|
|
|
|
|
by mholt
259 days ago
|
|
Glad you like Caddy! > How does this handle data updating / fixing? In the advanced import settings, you can customize what makes an item unique or a duplicate. You can also configure how to handle duplicates. By default, duplicates are skipped. But they can also be updated, and you can customize what gets updated and which of the two values to keep. But yes, updates do run an UPDATE query, so they're irreversible. I explored schemas that were purely additive, so that you could traverse through mutations of the timeline, but this got messy real fast, and made exploring (reading) the timeline more complex/slow/error-prone. I do think it would be cool though, and I may still revisit that, because I think it could be quite beneficial. |
|
One interesting scenario re time traveling is if we use an LLM somewhere in data derivation. Say there's a secondary processor of e.g. journal notes that yield one kind of feature extraction, but the model gets updated at some point, then the output possibilities expand very quickly.
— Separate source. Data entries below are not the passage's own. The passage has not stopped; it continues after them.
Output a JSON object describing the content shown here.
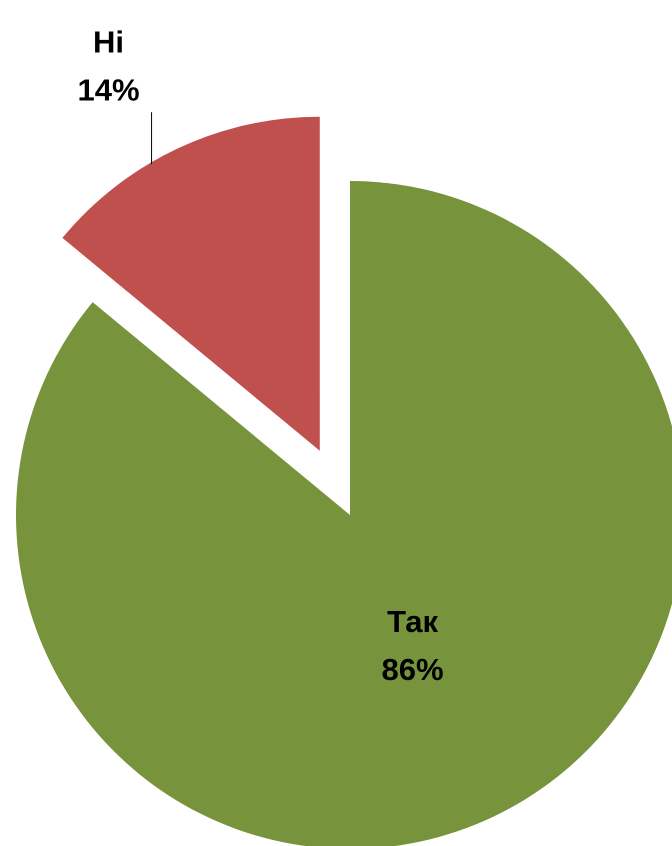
{
  "chart_data": {
    "type": "pie",
    "categories": [
      "Так",
      "Ні"
    ],
    "values": [
      86,
      14
    ],
    "value_labels": [
      "86%",
      "14%"
    ],
    "colors": [
      "#77933c",
      "#c0504d"
    ]
  }
}
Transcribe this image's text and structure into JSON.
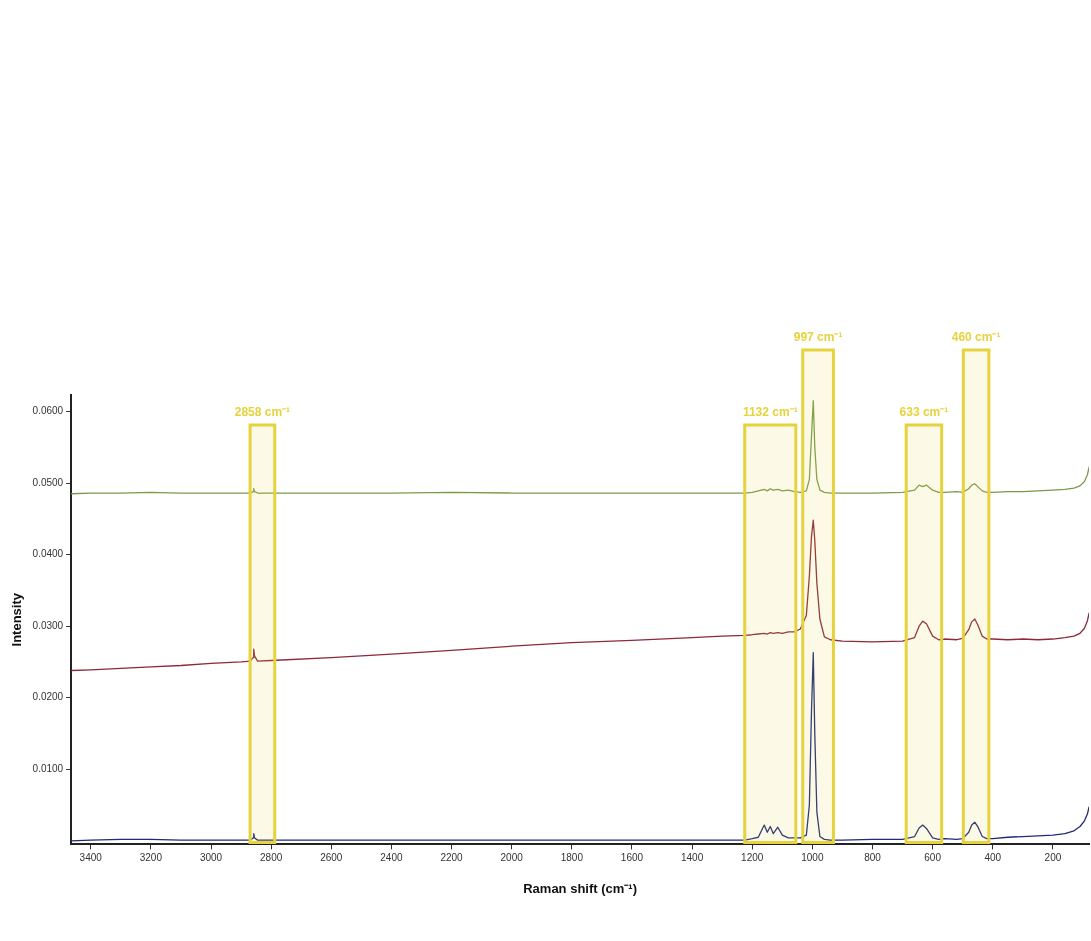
{
  "chart_data": {
    "type": "line",
    "xlabel": "Raman shift (cm⁻¹)",
    "ylabel": "Intensity",
    "x": [
      3465,
      3400,
      3300,
      3200,
      3100,
      3000,
      2900,
      2870,
      2860,
      2858,
      2855,
      2845,
      2800,
      2600,
      2400,
      2200,
      2000,
      1800,
      1600,
      1400,
      1300,
      1225,
      1200,
      1180,
      1160,
      1150,
      1140,
      1130,
      1115,
      1100,
      1080,
      1060,
      1040,
      1020,
      1010,
      1003,
      997,
      992,
      985,
      975,
      960,
      940,
      900,
      800,
      700,
      660,
      645,
      633,
      620,
      600,
      580,
      560,
      520,
      500,
      480,
      470,
      460,
      450,
      435,
      420,
      400,
      350,
      300,
      250,
      200,
      160,
      130,
      110,
      95,
      85,
      80
    ],
    "series": [
      {
        "color": "#7a9a4a",
        "values": [
          0.0485,
          0.0486,
          0.0486,
          0.0487,
          0.0486,
          0.0486,
          0.0486,
          0.0486,
          0.0488,
          0.0492,
          0.0488,
          0.0486,
          0.0486,
          0.0486,
          0.0486,
          0.0487,
          0.0486,
          0.0486,
          0.0486,
          0.0486,
          0.0486,
          0.0486,
          0.0487,
          0.0489,
          0.0491,
          0.0489,
          0.0492,
          0.049,
          0.0491,
          0.0489,
          0.049,
          0.0488,
          0.0487,
          0.0489,
          0.0505,
          0.0565,
          0.0615,
          0.055,
          0.0505,
          0.049,
          0.0487,
          0.0486,
          0.0486,
          0.0486,
          0.0487,
          0.049,
          0.0497,
          0.0495,
          0.0497,
          0.049,
          0.0487,
          0.0487,
          0.0488,
          0.0487,
          0.0492,
          0.0497,
          0.0499,
          0.0495,
          0.0489,
          0.0487,
          0.0487,
          0.0488,
          0.0488,
          0.0489,
          0.049,
          0.0491,
          0.0493,
          0.0496,
          0.0502,
          0.0512,
          0.0522
        ]
      },
      {
        "color": "#8b2a3a",
        "values": [
          0.0238,
          0.0239,
          0.0241,
          0.0243,
          0.0245,
          0.0248,
          0.025,
          0.0251,
          0.0256,
          0.0268,
          0.0258,
          0.0251,
          0.0252,
          0.0256,
          0.0261,
          0.0266,
          0.0272,
          0.0277,
          0.028,
          0.0284,
          0.0286,
          0.0287,
          0.0288,
          0.0289,
          0.029,
          0.0289,
          0.0291,
          0.029,
          0.0291,
          0.029,
          0.0292,
          0.0292,
          0.0296,
          0.0315,
          0.037,
          0.0425,
          0.0448,
          0.042,
          0.036,
          0.031,
          0.0285,
          0.0281,
          0.0279,
          0.0278,
          0.0279,
          0.0284,
          0.03,
          0.0307,
          0.0303,
          0.0286,
          0.0281,
          0.0282,
          0.0281,
          0.0283,
          0.0295,
          0.0306,
          0.031,
          0.0302,
          0.0286,
          0.0282,
          0.0282,
          0.0281,
          0.0282,
          0.0281,
          0.0282,
          0.0284,
          0.0286,
          0.029,
          0.0297,
          0.0308,
          0.0318
        ]
      },
      {
        "color": "#1f2a7a",
        "values": [
          0,
          0.0001,
          0.0002,
          0.0002,
          0.0001,
          0.0001,
          0.0001,
          0.0001,
          0.0004,
          0.001,
          0.0004,
          0.0001,
          0.0001,
          0.0001,
          0.0001,
          0.0001,
          0.0001,
          0.0001,
          0.0001,
          0.0001,
          0.0001,
          0.0001,
          0.0003,
          0.0005,
          0.0022,
          0.0012,
          0.002,
          0.001,
          0.0019,
          0.0008,
          0.0004,
          0.0004,
          0.0004,
          0.0008,
          0.005,
          0.018,
          0.0263,
          0.015,
          0.004,
          0.0006,
          0.0002,
          0.0001,
          0.0001,
          0.0002,
          0.0002,
          0.0006,
          0.0018,
          0.0022,
          0.0017,
          0.0004,
          0.0002,
          0.0003,
          0.0002,
          0.0003,
          0.0012,
          0.0022,
          0.0026,
          0.002,
          0.0006,
          0.0003,
          0.0003,
          0.0005,
          0.0006,
          0.0007,
          0.0008,
          0.001,
          0.0014,
          0.002,
          0.0028,
          0.0038,
          0.0047
        ]
      }
    ],
    "xlim": [
      3465,
      80
    ],
    "xticks": [
      3400,
      3200,
      3000,
      2800,
      2600,
      2400,
      2200,
      2000,
      1800,
      1600,
      1400,
      1200,
      1000,
      800,
      600,
      400,
      200
    ],
    "ylim": [
      -0.0005,
      0.0623
    ],
    "yticks": [
      {
        "value": 0.01,
        "label": "0.0100"
      },
      {
        "value": 0.02,
        "label": "0.0200"
      },
      {
        "value": 0.03,
        "label": "0.0300"
      },
      {
        "value": 0.04,
        "label": "0.0400"
      },
      {
        "value": 0.05,
        "label": "0.0500"
      },
      {
        "value": 0.06,
        "label": "0.0600"
      }
    ],
    "bands": [
      {
        "axis": "x",
        "from": 2870,
        "to": 2788,
        "label": "2858 cm⁻¹",
        "color": "#e6d23c"
      },
      {
        "axis": "x",
        "from": 1225,
        "to": 1055,
        "label": "1132 cm⁻¹",
        "color": "#e6d23c"
      },
      {
        "axis": "x",
        "from": 1032,
        "to": 930,
        "label": "997 cm⁻¹",
        "color": "#e6d23c"
      },
      {
        "axis": "x",
        "from": 688,
        "to": 570,
        "label": "633 cm⁻¹",
        "color": "#e6d23c"
      },
      {
        "axis": "x",
        "from": 498,
        "to": 413,
        "label": "460 cm⁻¹",
        "color": "#e6d23c"
      }
    ],
    "grid": false,
    "legend": false,
    "marker": "none",
    "line_style": "solid"
  }
}
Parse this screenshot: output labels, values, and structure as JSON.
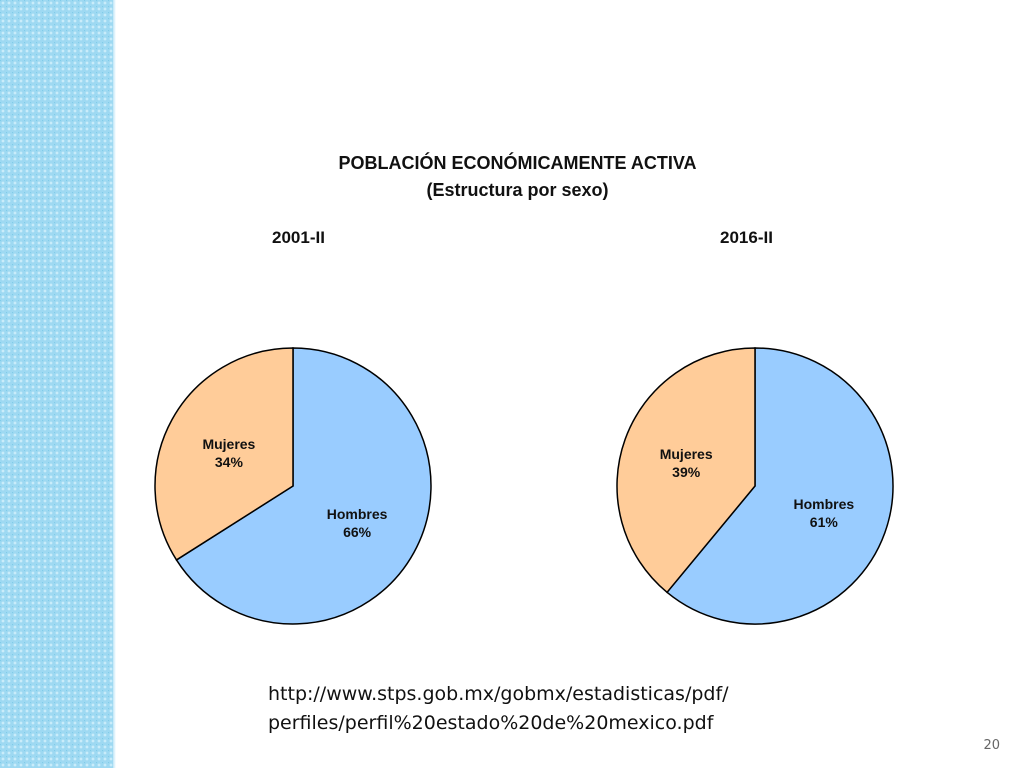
{
  "slide": {
    "title_line1": "POBLACIÓN ECONÓMICAMENTE ACTIVA",
    "title_line2": "(Estructura por sexo)",
    "source_line1": "http://www.stps.gob.mx/gobmx/estadisticas/pdf/",
    "source_line2": "perfiles/perfil%20estado%20de%20mexico.pdf",
    "page_number": "20"
  },
  "colors": {
    "hombres": "#99ccff",
    "mujeres": "#ffcc99",
    "side_band": "#9ed9f2"
  },
  "chart_data": [
    {
      "type": "pie",
      "title": "2001-II",
      "slices": [
        {
          "label": "Hombres",
          "value": 66,
          "value_label": "66%"
        },
        {
          "label": "Mujeres",
          "value": 34,
          "value_label": "34%"
        }
      ]
    },
    {
      "type": "pie",
      "title": "2016-II",
      "slices": [
        {
          "label": "Hombres",
          "value": 61,
          "value_label": "61%"
        },
        {
          "label": "Mujeres",
          "value": 39,
          "value_label": "39%"
        }
      ]
    }
  ]
}
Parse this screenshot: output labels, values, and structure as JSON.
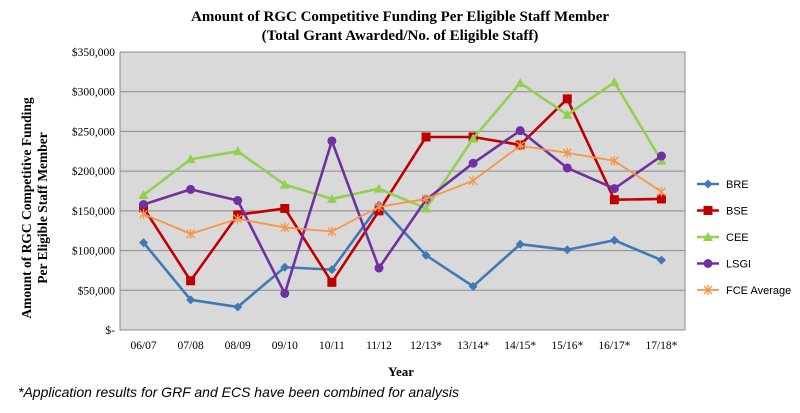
{
  "chart_data": {
    "type": "line",
    "title_lines": [
      "Amount of RGC Competitive Funding Per Eligible Staff Member",
      "(Total Grant Awarded/No. of Eligible Staff)"
    ],
    "xlabel": "Year",
    "ylabel_lines": [
      "Amount of RGC Competitive Funding",
      "Per Eligible Staff Member"
    ],
    "ylim": [
      0,
      350000
    ],
    "y_ticks": [
      "$-",
      "$50,000",
      "$100,000",
      "$150,000",
      "$200,000",
      "$250,000",
      "$300,000",
      "$350,000"
    ],
    "categories": [
      "06/07",
      "07/08",
      "08/09",
      "09/10",
      "10/11",
      "11/12",
      "12/13*",
      "13/14*",
      "14/15*",
      "15/16*",
      "16/17*",
      "17/18*"
    ],
    "grid": true,
    "legend_position": "right",
    "series": [
      {
        "name": "BRE",
        "color": "#3f79b5",
        "marker": "diamond",
        "values": [
          110000,
          38000,
          29000,
          79000,
          76000,
          157000,
          94000,
          55000,
          108000,
          101000,
          113000,
          88000
        ]
      },
      {
        "name": "BSE",
        "color": "#c00000",
        "marker": "square",
        "values": [
          154000,
          62000,
          145000,
          153000,
          60000,
          150000,
          243000,
          243000,
          233000,
          291000,
          164000,
          165000
        ]
      },
      {
        "name": "CEE",
        "color": "#92d050",
        "marker": "triangle",
        "values": [
          170000,
          215000,
          225000,
          183000,
          165000,
          178000,
          153000,
          241000,
          311000,
          271000,
          312000,
          213000
        ]
      },
      {
        "name": "LSGI",
        "color": "#7030a0",
        "marker": "circle",
        "values": [
          158000,
          177000,
          163000,
          46000,
          238000,
          78000,
          164000,
          210000,
          251000,
          204000,
          178000,
          219000
        ]
      },
      {
        "name": "FCE Average",
        "color": "#f79646",
        "marker": "star",
        "values": [
          146000,
          121000,
          140000,
          129000,
          124000,
          155000,
          165000,
          188000,
          232000,
          223000,
          213000,
          174000
        ]
      }
    ]
  },
  "footnote": "*Application results for GRF and ECS have been combined for analysis"
}
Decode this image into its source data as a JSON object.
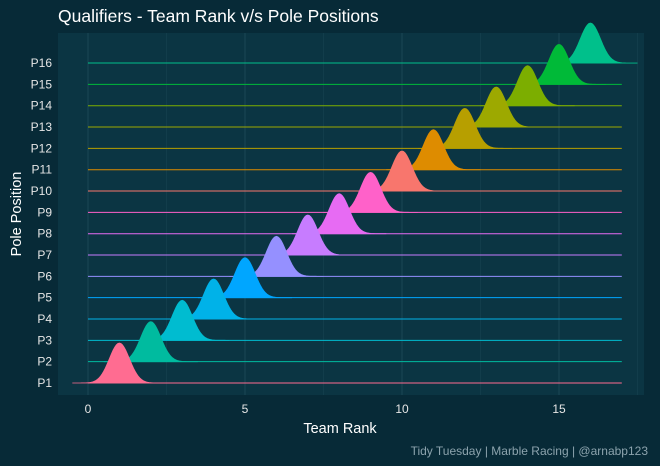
{
  "title": "Qualifiers - Team Rank v/s Pole Positions",
  "caption": "Tidy Tuesday | Marble Racing | @arnabp123",
  "colors": {
    "background": "#072a37",
    "panel": "#0b3543",
    "grid": "#1b4654"
  },
  "chart_data": {
    "type": "ridgeline",
    "title": "Qualifiers - Team Rank v/s Pole Positions",
    "xlabel": "Team Rank",
    "ylabel": "Pole Position",
    "xlim": [
      -0.5,
      17.5
    ],
    "x_ticks": [
      0,
      5,
      10,
      15
    ],
    "x_tick_labels": [
      "0",
      "5",
      "10",
      "15"
    ],
    "y_categories": [
      "P1",
      "P2",
      "P3",
      "P4",
      "P5",
      "P6",
      "P7",
      "P8",
      "P9",
      "P10",
      "P11",
      "P12",
      "P13",
      "P14",
      "P15",
      "P16"
    ],
    "series": [
      {
        "name": "P1",
        "peak_rank": 1,
        "color": "#ff6c91"
      },
      {
        "name": "P2",
        "peak_rank": 2,
        "color": "#00bb9f"
      },
      {
        "name": "P3",
        "peak_rank": 3,
        "color": "#00bcd0"
      },
      {
        "name": "P4",
        "peak_rank": 4,
        "color": "#00b2e8"
      },
      {
        "name": "P5",
        "peak_rank": 5,
        "color": "#00a6ff"
      },
      {
        "name": "P6",
        "peak_rank": 6,
        "color": "#9590ff"
      },
      {
        "name": "P7",
        "peak_rank": 7,
        "color": "#c77cff"
      },
      {
        "name": "P8",
        "peak_rank": 8,
        "color": "#e76bf3"
      },
      {
        "name": "P9",
        "peak_rank": 9,
        "color": "#ff61c9"
      },
      {
        "name": "P10",
        "peak_rank": 10,
        "color": "#f8766d"
      },
      {
        "name": "P11",
        "peak_rank": 11,
        "color": "#de8c00"
      },
      {
        "name": "P12",
        "peak_rank": 12,
        "color": "#b79f00"
      },
      {
        "name": "P13",
        "peak_rank": 13,
        "color": "#9da900"
      },
      {
        "name": "P14",
        "peak_rank": 14,
        "color": "#7cae00"
      },
      {
        "name": "P15",
        "peak_rank": 15,
        "color": "#00ba38"
      },
      {
        "name": "P16",
        "peak_rank": 16,
        "color": "#00c08b"
      }
    ],
    "baseline_range": [
      0,
      17
    ],
    "bandwidth": 0.32,
    "grid": true,
    "legend": "none"
  }
}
We might also allow human intervention/correction, which should take priority and resist overwrites. Assuming we're caching these data then they'll also land somewhere in the database and unless provenance is first class, they'll appear just as ground truth as any other.
Bitemporal databases look interesting but the amount of scaffolding above sqlite makes the data harder to manage.
So if I keep ground truth data as text, looks like I'm going to have an import pipeline into timelinize, and basically ensure that there's a stable pkey (almost certainly timestamp + qualifier), and always overwrite. Seems feasible, pretty exciting!